BERLIN - Greece won't ask for a new loan or seek to change the aid program agreed with international lenders, the country's prime minister said Friday.

Speaking after a meeting with German Chancellor Angela Merkel in Berlin, Prime Minister Antonis Samaras said Greece is on track to meet the austerity targets imposed by the European Union's executive branch, the European Central Bank and the International Monetary Fund in return for bailout funds.

"I believe we are going to soon have a recovery and that will fully eliminate our budget deficit that will also allow us to cover interest payments (on international loans)," Samaras told reporters.

"There will not be a need for a new memorandum or new money," he added. Greece has been dependent on international rescue loans since May 2010, after rising interest rates left it unable to borrow from bond markets.

Germany, which has resisted any change to the strict austerity program imposed on Greece, said it was beginning to show bear fruit.

"I am more than aware of the sacrifices that this demands of the Greek people but I'm confident that in the future people will be better off once these structural adjustments have been made," said Merkel.

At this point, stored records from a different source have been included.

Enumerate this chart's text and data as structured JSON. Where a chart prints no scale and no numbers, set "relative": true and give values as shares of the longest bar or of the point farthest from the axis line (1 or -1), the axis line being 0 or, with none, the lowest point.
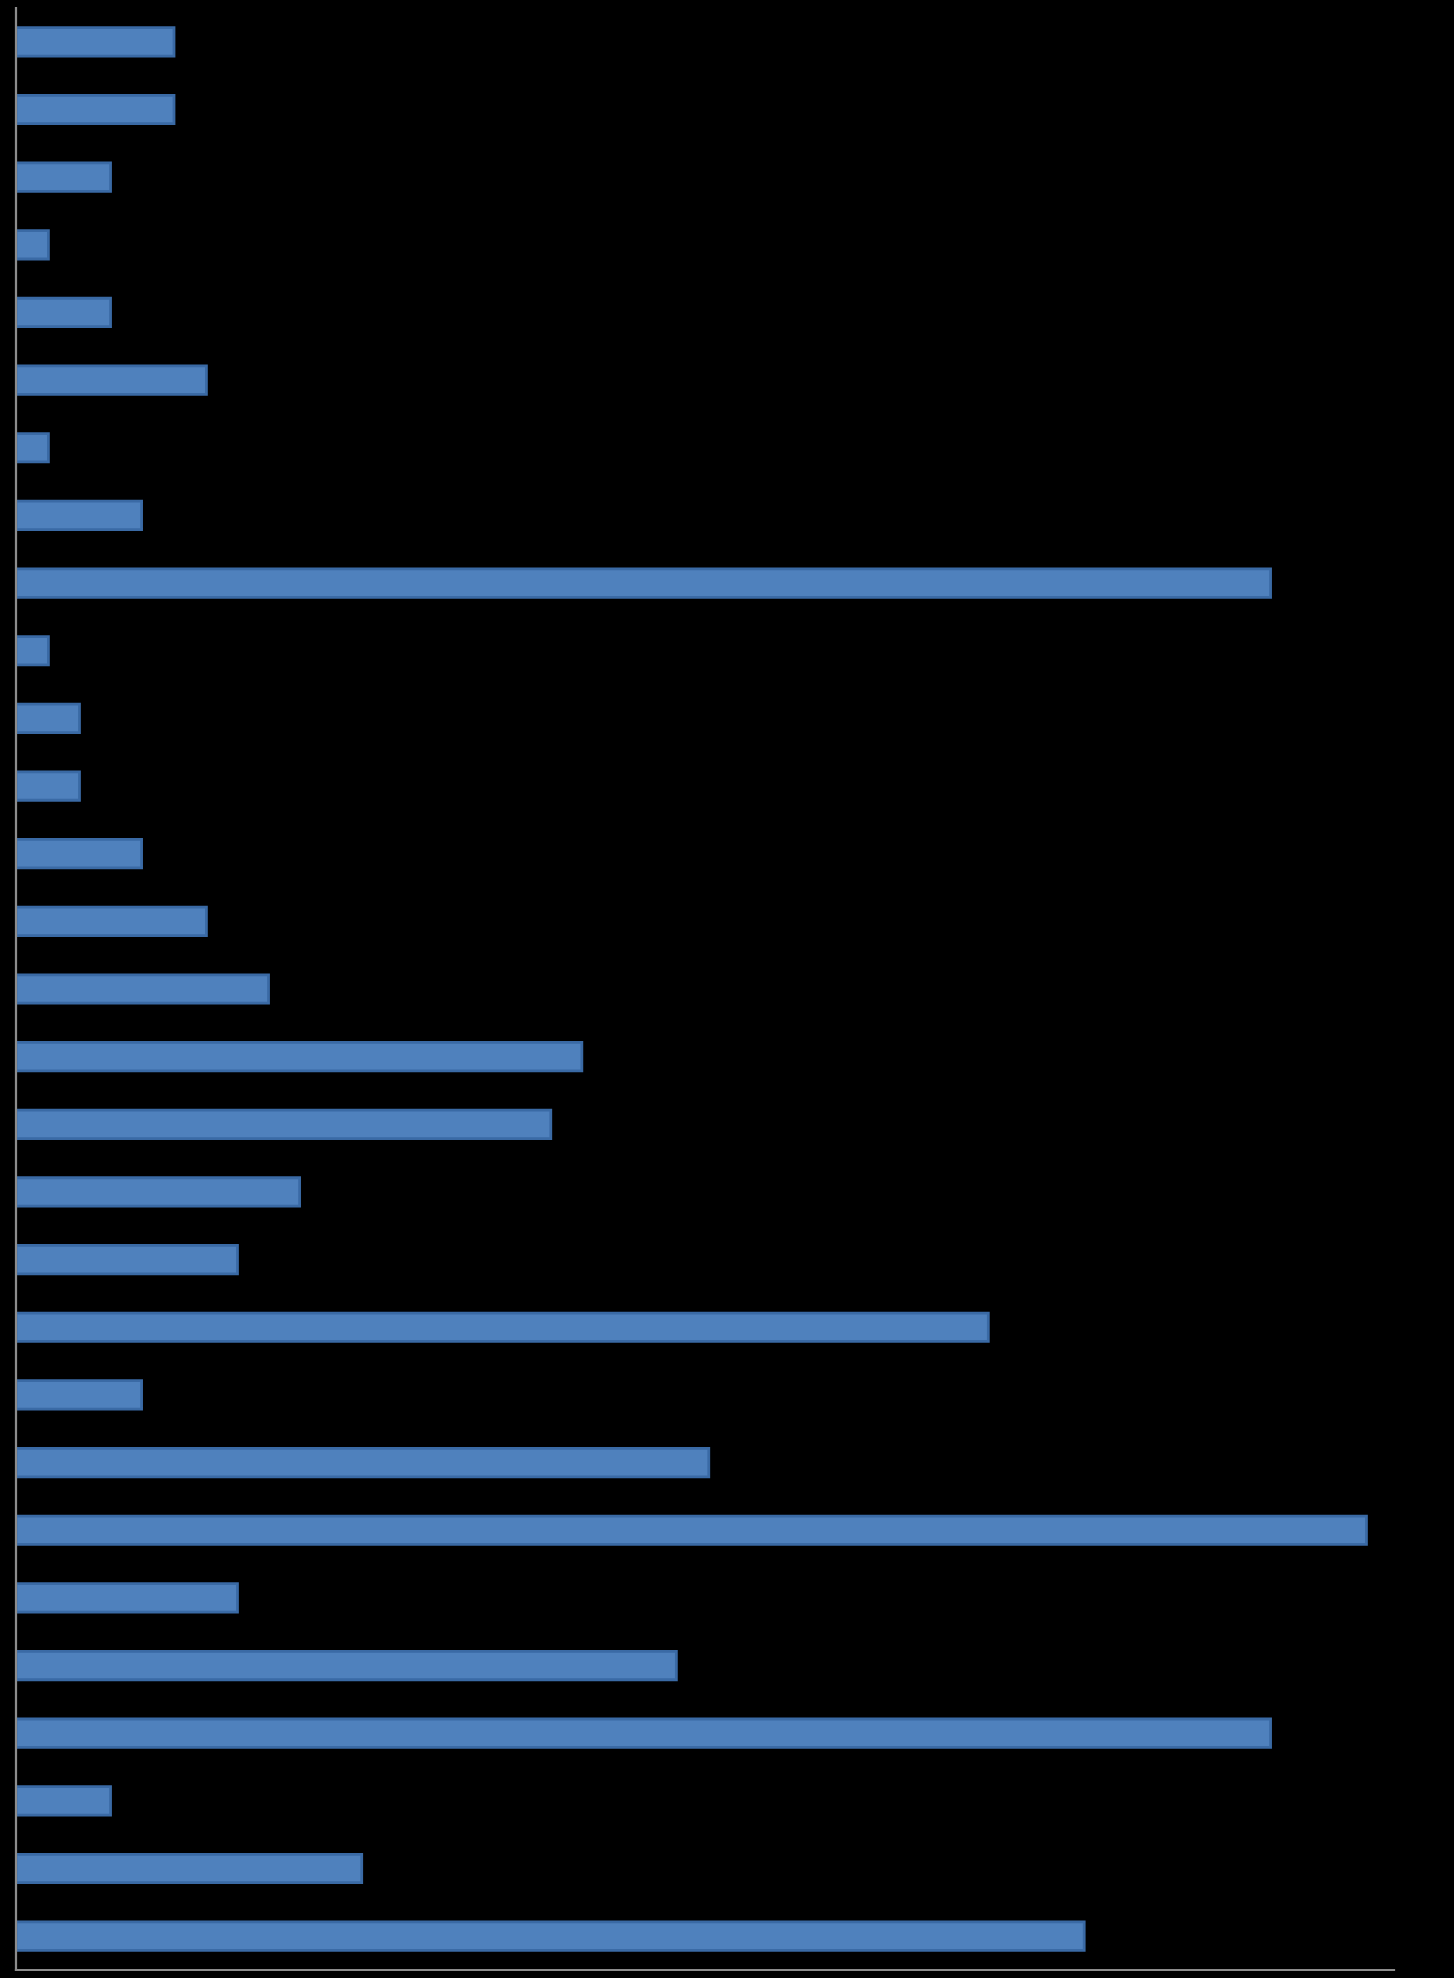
{
  "chart_data": {
    "type": "bar",
    "orientation": "horizontal",
    "relative": true,
    "color": "#4f81bd",
    "categories": [
      null,
      null,
      null,
      null,
      null,
      null,
      null,
      null,
      null,
      null,
      null,
      null,
      null,
      null,
      null,
      null,
      null,
      null,
      null,
      null,
      null,
      null,
      null,
      null,
      null,
      null,
      null,
      null,
      null
    ],
    "values": [
      0.117,
      0.117,
      0.07,
      0.024,
      0.07,
      0.141,
      0.024,
      0.093,
      0.929,
      0.024,
      0.047,
      0.047,
      0.093,
      0.141,
      0.187,
      0.419,
      0.396,
      0.21,
      0.164,
      0.72,
      0.093,
      0.513,
      1,
      0.164,
      0.489,
      0.929,
      0.07,
      0.256,
      0.791
    ],
    "grid": false,
    "legend": false
  }
}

In Greece, the main left-wing opposition party played down the backing Samaras received from Merkel, pointing to the southeast European country's still rampant unemployment.

"This is support for the same backward, anti-growth and socially damaging policy," Panos Skourletis, a spokesman for the Syriza party, told private Skai television. "(Samaras) has won support to keep hammering society and to take Greece to the cleaners. So why wouldn't she back him?"